Reporter: Hendrika Yunapritta | Editor: Sanny Cicilia
TOKYO. Konsumen dari Jepang terkenal menetapkan standar yang tinggi untuk beberapa aspek. Maka, jika suatu produk bisa menembus pasar Jepang, hal itu jadi catatan bagi pembeli negara lain.
Namun, tidak mudah mempertahankan konsumen Jepang. "Selalu ada tantangannya," jelas Tan Ui San, Chairman Asia Pulp and Paper Japan (APPJ) yang memasok pasar kertas fotokopi di Jepang, Senin (12/12).
Ketika ada isu negatif soal pengelolaan hutan, misalnya, banyak pembeli dari Jepang berganti pemasok. Sebaliknya, ada pula pembeli yang loyal. APPJ mengalami hal ini dengan Askul Corporation, pembeli mereka sejak tahun 2000.
Mereka juga mendapat tekanan dari LSM untuk menpertimbangkan aspek lingkungan. "Pada saat yang sama, Askul harus membeli kertas fotokopi," kata Kazuyuki Kamel, Vice Executive Officer CSR & General Affairs Askul Corporation.
Itu sebabnya, menurut Kazuyuki, mereka menetapkan standar tertentu terkait pengelolaan hutan terhadap APP. "Termyata mereka bisa memenuhi," ujarnya.
Tahun lalu penjualan Askul berkisar ¥ 315 miliar. Tahun ini, penjualan mereka diperkirakan mencapai ¥ 345 miliar.
Tahun ini, penjualan kertas fotokopi Askul berkisar 185.000 ton. "Pasarnya mengalami pertumbuhan 5% per tahun," ujar Kazuyuki.
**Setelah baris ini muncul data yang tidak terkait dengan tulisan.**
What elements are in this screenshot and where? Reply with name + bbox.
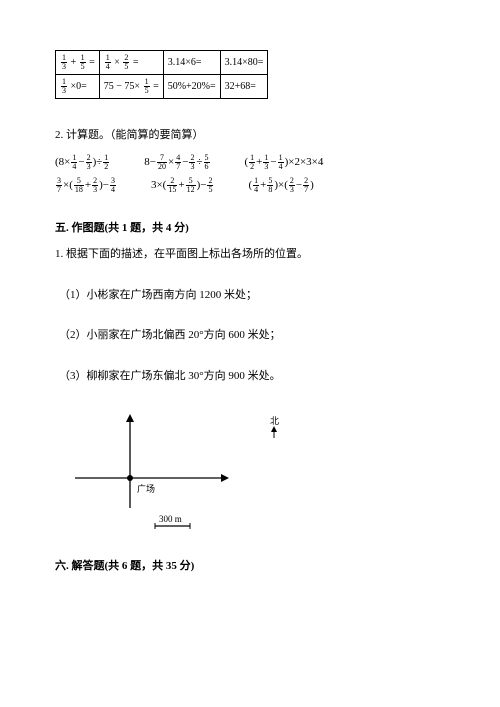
q5-1-3: （3）柳柳家在广场东偏北 30°方向 900 米处。 — [59, 368, 445, 385]
section6-heading: 六. 解答题(共 6 题，共 35 分) — [55, 558, 445, 575]
expression: 3×(215+512)−25 — [151, 177, 214, 194]
cell-r2c1: 13 ×0= — [56, 75, 100, 99]
expression: 8−720×47−23÷56 — [144, 154, 210, 171]
calc-table: 13 + 15 = 14 × 25 = 3.14×6= 3.14×80= 13 … — [55, 50, 268, 99]
cell-r2c2: 75 − 75× 15 = — [99, 75, 163, 99]
section5-heading: 五. 作图题(共 1 题，共 4 分) — [55, 220, 445, 237]
cell-r1c1: 13 + 15 = — [56, 51, 100, 75]
expression: (12+13−14)×2×3×4 — [245, 154, 324, 171]
center-label: 广场 — [137, 483, 155, 494]
cell-r1c4: 3.14×80= — [220, 51, 268, 75]
expression: (14+58)×(23−27) — [248, 177, 313, 194]
north-label: 北 — [270, 416, 279, 426]
cell-r2c3: 50%+20%= — [163, 75, 220, 99]
cell-r1c2: 14 × 25 = — [99, 51, 163, 75]
q5-1-1: （1）小彬家在广场西南方向 1200 米处； — [59, 287, 445, 304]
expression: 37×(518+23)−34 — [55, 177, 117, 194]
q5-1-2: （2）小丽家在广场北偏西 20°方向 600 米处； — [59, 327, 445, 344]
q5-1-text: 1. 根据下面的描述，在平面图上标出各场所的位置。 — [55, 246, 445, 263]
expressions-block: (8×14−23)÷12 8−720×47−23÷56 (12+13−14)×2×3… — [55, 154, 445, 194]
diagram-figure: 广场 北 300 m — [55, 408, 325, 538]
q2-text: 2. 计算题。（能简算的要简算） — [55, 127, 445, 144]
cell-r2c4: 32+68= — [220, 75, 268, 99]
cell-r1c3: 3.14×6= — [163, 51, 220, 75]
scale-label: 300 m — [159, 514, 182, 524]
expression: (8×14−23)÷12 — [55, 154, 110, 171]
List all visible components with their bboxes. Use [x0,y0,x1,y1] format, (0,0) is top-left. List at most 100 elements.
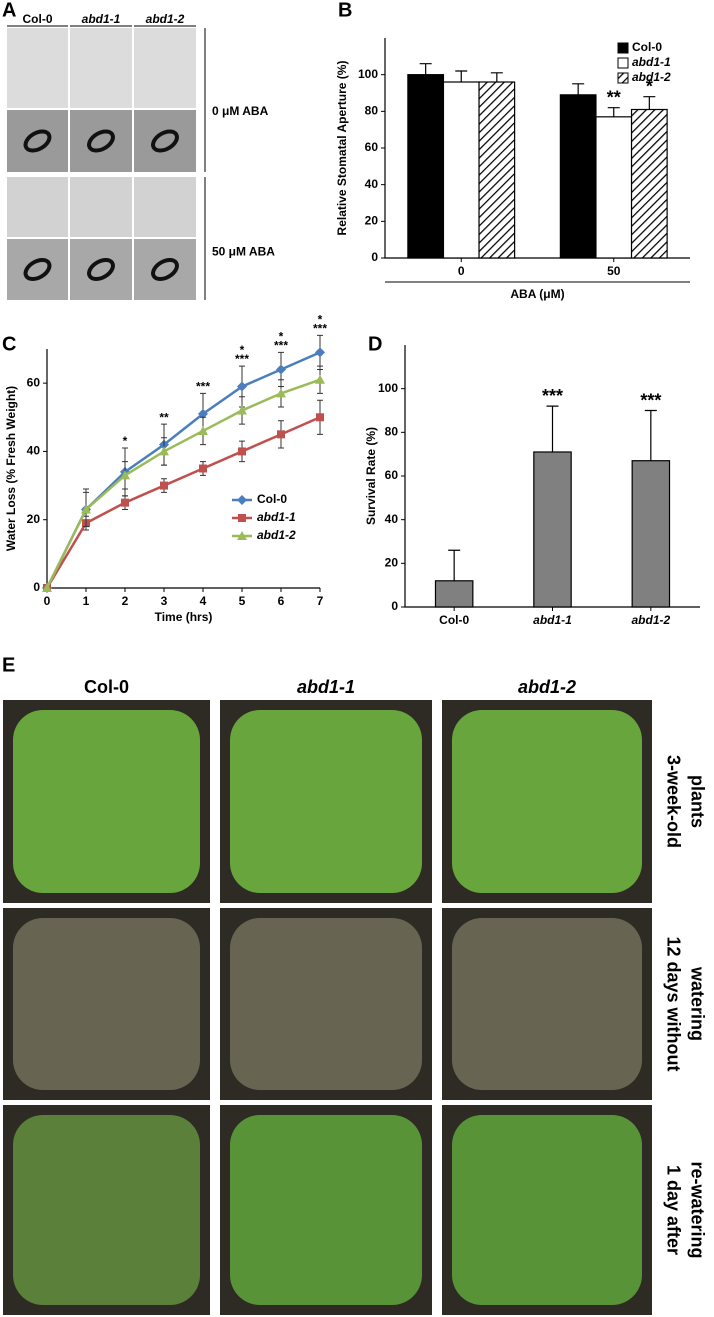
micrograph [7,177,68,237]
axes [46,349,320,589]
marker [238,447,246,456]
y-tick-label: 0 [371,250,378,264]
x-tick-label: 4 [200,594,207,608]
y-tick-label: 80 [365,104,379,118]
marker [237,405,247,415]
photo-plants [452,918,642,1090]
legend-label: abd1-1 [257,510,296,524]
y-tick-label: 60 [27,375,41,389]
x-tick-label: 2 [122,594,129,608]
row-label: 1 day after [663,1165,683,1255]
row-label: 12 days without [663,936,683,1071]
y-tick-label: 40 [27,444,41,458]
row-label: 3-week-old [663,755,683,848]
y-tick-label: 20 [27,512,41,526]
marker [121,498,129,507]
micrograph [134,239,196,300]
x-tick-label: 6 [278,594,285,608]
y-tick-label: 40 [365,177,379,191]
panel-label: C [2,333,16,355]
error-bar [455,70,468,82]
legend-swatch [617,57,629,69]
micrograph [7,110,68,172]
stoma [23,258,52,281]
x-tick-label: 0 [44,594,51,608]
column-header: Col-0 [23,12,53,26]
x-tick-label: Col-0 [439,613,469,627]
x-tick-label: abd1-2 [631,613,670,627]
significance: * [240,343,245,357]
series-line [45,378,321,589]
significance: * [123,434,128,448]
stoma [151,258,179,281]
x-axis-label: ABA (μM) [510,287,564,301]
bar [533,451,572,608]
panel-label: B [338,0,352,21]
micrograph [7,28,68,108]
marker [160,481,168,490]
significance: *** [542,386,563,406]
bar [478,81,516,259]
error-bar [490,72,503,82]
micrograph [70,28,132,108]
marker [120,470,130,480]
series-line [45,416,321,589]
significance: *** [274,339,288,353]
significance: *** [196,380,210,394]
y-tick-label: 60 [365,140,379,154]
marker [42,583,52,592]
x-tick-label: 7 [317,594,324,608]
significance: *** [235,352,249,366]
marker [81,504,91,514]
marker [276,364,286,375]
stoma [87,129,115,153]
micrograph [7,239,68,300]
marker [315,374,325,384]
micrograph [134,110,196,172]
legend-label: abd1-2 [632,70,671,84]
error-bar [572,83,585,95]
legend-label: abd1-1 [632,55,671,69]
error-bar [546,405,559,452]
x-axis-label: Time (hrs) [155,610,213,624]
photo-plants [230,710,422,893]
error-bar [607,107,620,117]
photo-plants [230,1115,422,1305]
marker [238,514,246,522]
y-axis-label: Survival Rate (%) [364,427,378,525]
bar [630,108,668,259]
marker [315,347,325,358]
y-tick-label: 20 [365,214,379,228]
marker [237,495,247,505]
marker [198,408,208,419]
marker [199,464,207,473]
panel-label: D [368,333,382,355]
error-bar [419,63,432,75]
significance: * [318,313,323,327]
x-tick-label: abd1-1 [533,613,572,627]
bar [434,580,474,608]
marker [316,413,324,422]
panel-label: E [2,654,15,676]
marker [159,446,169,456]
y-tick-label: 0 [33,580,40,594]
photo-plants [13,918,200,1090]
stoma [87,258,115,281]
error-bar [448,549,461,581]
marker [237,531,247,540]
column-header: Col-0 [84,677,129,697]
marker [198,425,208,435]
x-tick-label: 5 [239,594,246,608]
column-header: abd1-1 [297,677,355,697]
bar [631,460,671,608]
stoma [23,129,52,153]
y-axis-label: Water Loss (% Fresh Weight) [4,386,18,551]
y-tick-label: 40 [385,512,399,526]
y-tick-label: 60 [385,468,399,482]
significance: *** [313,322,327,336]
significance: * [279,330,284,344]
y-tick-label: 80 [385,425,399,439]
photo-plants [230,918,422,1090]
photo-plants [13,710,200,893]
Bukan sekadar menetapkan standar, kata Kazuyuki, Askul juga melakukan pendampingan dan investasi pada pengelolaan hutan dan sekitarnya. Mereka menetapkan aturan 1 boks kertas ditukar dengan penanaman 2 juta pohon sejak 2008. Kazuyuki bilang hingga sekarang mereka berinvestasi sekitar ¥ 3 juta untuk pengelolaan lingkungan tersebut.